おはようございます。
九・b
師は問われた―「スブーティよ、どう思うか。《もう一度だけ生まれ変わって覚るもの》が、<わたしは、もう一度だけ生まれ変わって覚るものという成果に達しているのだ>というような考えをおこすだろうか。」
スブーティは答えた―「師よ、そういうことはありません。もう一度だけ生まれ変わって覚るものが、<わたしは、もう一度だけ生まれ変わって覚るものという成果に達しているのだ>というような考えをおこすはずがありません。それはなぜかというと、もう一度だけ生まれ変わって覚るものになったといつても、なにもそういうものがあるわけではないからです。それだからこそ、《もう一度だけ生まれ変わって覚るもの》と言われるのです。
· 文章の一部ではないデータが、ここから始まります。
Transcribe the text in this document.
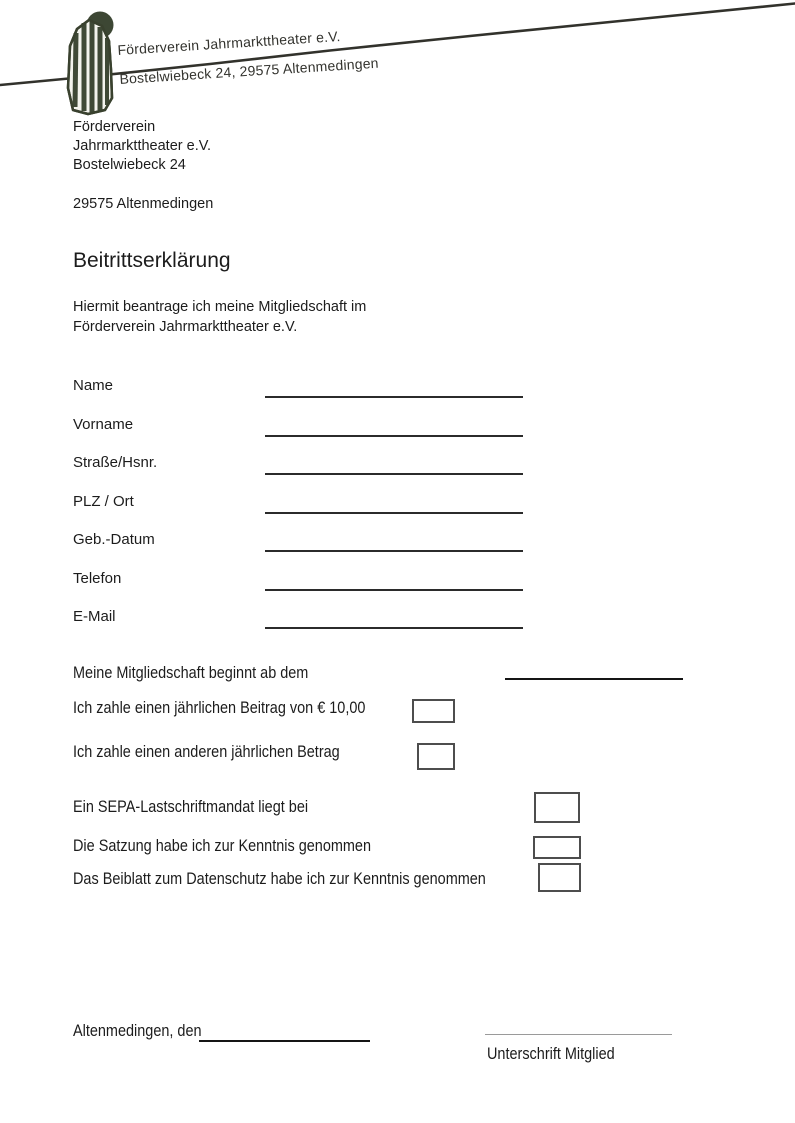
Förderverein Jahrmarkttheater e.V.
Bostelwiebeck 24, 29575 Altenmedingen
Förderverein
Jahrmarkttheater e.V.
Bostelwiebeck 24
29575 Altenmedingen
Beitrittserklärung
Hiermit beantrage ich meine Mitgliedschaft im
Förderverein Jahrmarkttheater e.V.
Name
Vorname
Straße/Hsnr.
PLZ / Ort
Geb.-Datum
Telefon
E-Mail
Meine Mitgliedschaft beginnt ab dem
Ich zahle einen jährlichen Beitrag von € 10,00
Ich zahle einen anderen jährlichen Betrag
Ein SEPA-Lastschriftmandat liegt bei
Die Satzung habe ich zur Kenntnis genommen
Das Beiblatt zum Datenschutz habe ich zur Kenntnis genommen
Altenmedingen, den
Unterschrift Mitglied
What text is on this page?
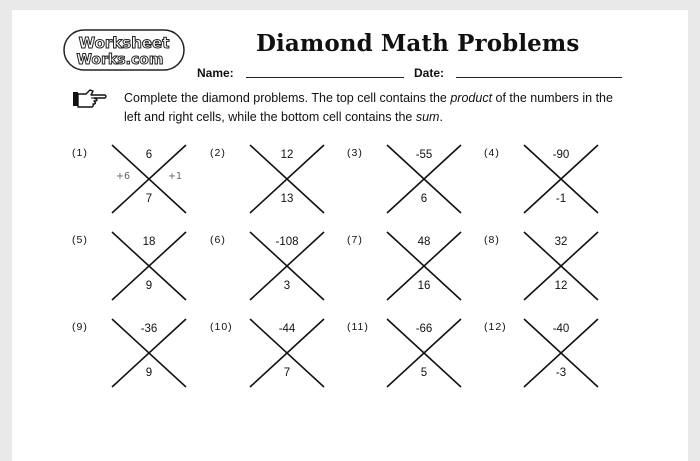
Worksheet
Works.com
Diamond Math Problems
Name:	Date:
Complete the diamond problems. The top cell contains the product of the numbers in the left and right cells, while the bottom cell contains the sum.
(1)	6
7
+6	+1
(2)	12
13
(3)	-55
6
(4)	-90
-1
(5)	18
9
(6)	-108
3
(7)	48
16
(8)	32
12
(9)	-36
9
(10)	-44
7
(11)	-66
5
(12)	-40
-3
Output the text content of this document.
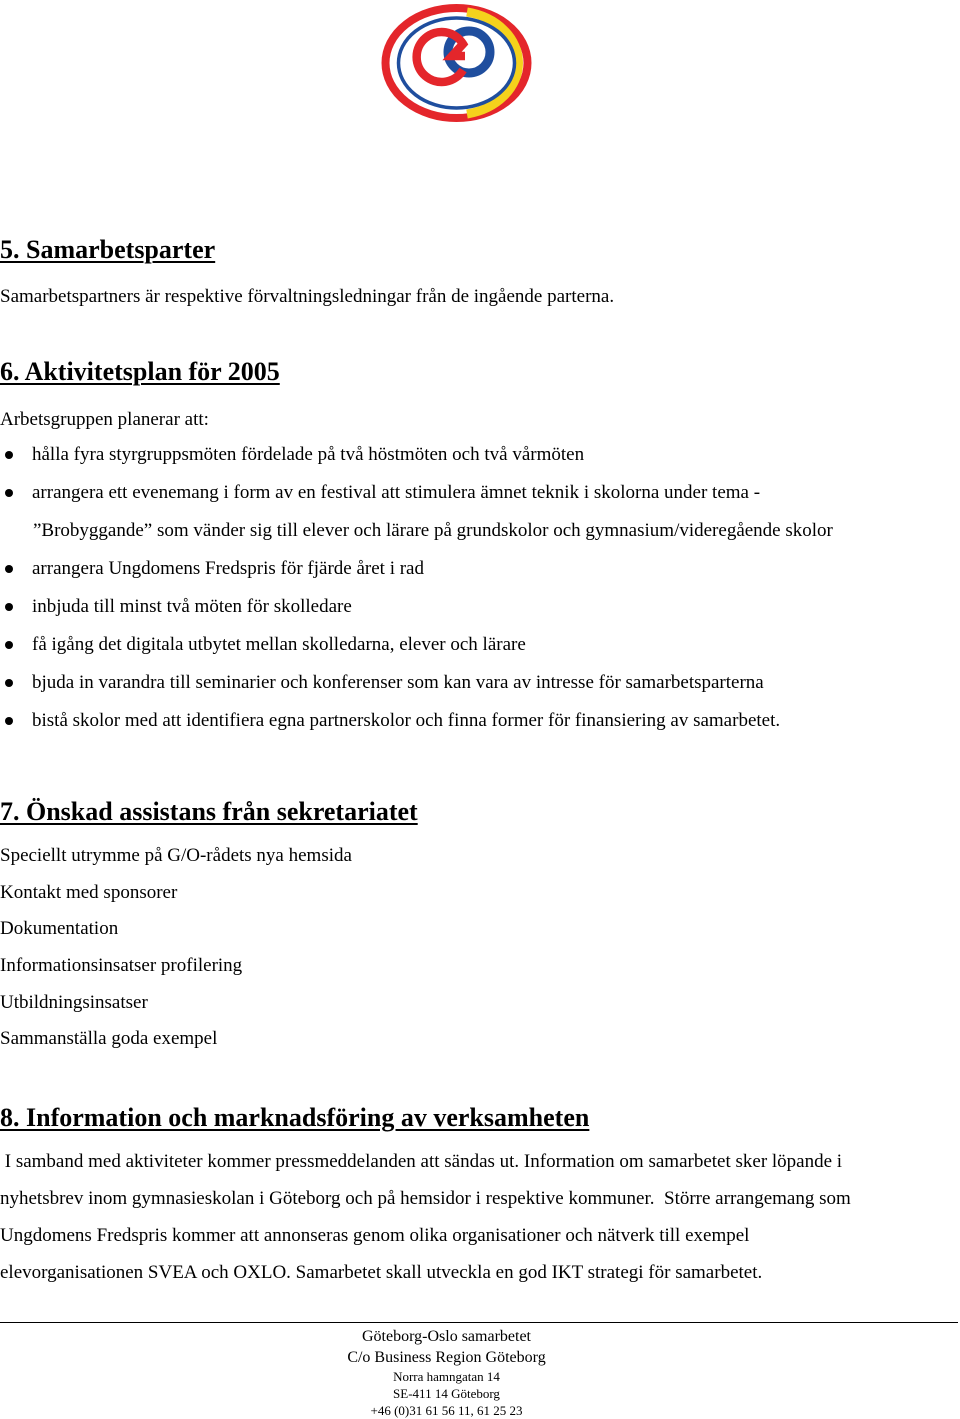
5. Samarbetsparter
Samarbetspartners är respektive förvaltningsledningar från de ingående parterna.
6. Aktivitetsplan för 2005
Arbetsgruppen planerar att:
hålla fyra styrgruppsmöten fördelade på två höstmöten och två vårmöten
arrangera ett evenemang i form av en festival att stimulera ämnet teknik i skolorna under tema -
”Brobyggande” som vänder sig till elever och lärare på grundskolor och gymnasium/videregående skolor
arrangera Ungdomens Fredspris för fjärde året i rad
inbjuda till minst två möten för skolledare
få igång det digitala utbytet mellan skolledarna, elever och lärare
bjuda in varandra till seminarier och konferenser som kan vara av intresse för samarbetsparterna
bistå skolor med att identifiera egna partnerskolor och finna former för finansiering av samarbetet.
7. Önskad assistans från sekretariatet
Speciellt utrymme på G/O-rådets nya hemsida
Kontakt med sponsorer
Dokumentation
Informationsinsatser profilering
Utbildningsinsatser
Sammanställa goda exempel
8. Information och marknadsföring av verksamheten
I samband med aktiviteter kommer pressmeddelanden att sändas ut. Information om samarbetet sker löpande i
nyhetsbrev inom gymnasieskolan i Göteborg och på hemsidor i respektive kommuner.  Större arrangemang som
Ungdomens Fredspris kommer att annonseras genom olika organisationer och nätverk till exempel
elevorganisationen SVEA och OXLO. Samarbetet skall utveckla en god IKT strategi för samarbetet.
Göteborg-Oslo samarbetet
C/o Business Region Göteborg
Norra hamngatan 14
SE-411 14 Göteborg
+46 (0)31 61 56 11, 61 25 23
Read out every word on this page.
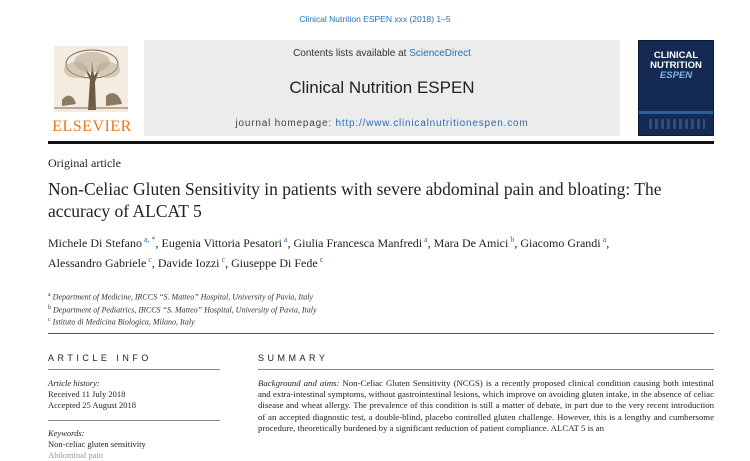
Clinical Nutrition ESPEN xxx (2018) 1–5
ELSEVIER
Contents lists available at ScienceDirect
Clinical Nutrition ESPEN
journal homepage: http://www.clinicalnutritionespen.com
CLINICAL
NUTRITION
ESPEN
Original article
Non-Celiac Gluten Sensitivity in patients with severe abdominal pain and bloating: The accuracy of ALCAT 5
Michele Di Stefano $^{a, *}$, Eugenia Vittoria Pesatori $^a$, Giulia Francesca Manfredi $^a$, Mara De Amici $^b$, Giacomo Grandi $^a$, Alessandro Gabriele $^c$, Davide Iozzi $^c$, Giuseppe Di Fede $^c$
$^a$ Department of Medicine, IRCCS “S. Matteo” Hospital, University of Pavia, Italy
$^b$ Department of Pediatrics, IRCCS “S. Matteo” Hospital, University of Pavia, Italy
$^c$ Istituto di Medicina Biologica, Milano, Italy
ARTICLE INFO	SUMMARY
Article history:
Received 11 July 2018
Accepted 25 August 2018
Keywords:
Non-celiac gluten sensitivity
Abdominal pain
Background and aims: Non-Celiac Gluten Sensitivity (NCGS) is a recently proposed clinical condition causing both intestinal and extra-intestinal symptoms, without gastrointestinal lesions, which improve on avoiding gluten intake, in the absence of celiac disease and wheat allergy. The prevalence of this condition is still a matter of debate, in part due to the very recent introduction of an accepted diagnostic test, a double-blind, placebo controlled gluten challenge. However, this is a lengthy and cumbersome procedure, theoretically burdened by a significant reduction of patient compliance. ALCAT 5 is an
」
(中村元 紀野一義 訳 岩波文庫)
※ もう一度だけ生まれ変わって覚るもの ー 斯陀含(しだごん)、一来、サカタガミ。この世にもう一度だけ生まれかわって覚り、それ以後はこの世に生をうけることがない。原始仏教では、有身見(うしんけん)・戒禁取見(かいごんじゅけん)・疑の三結を断ち、貪瞋痴(とんじんち)の三毒が薄くなった者をいう。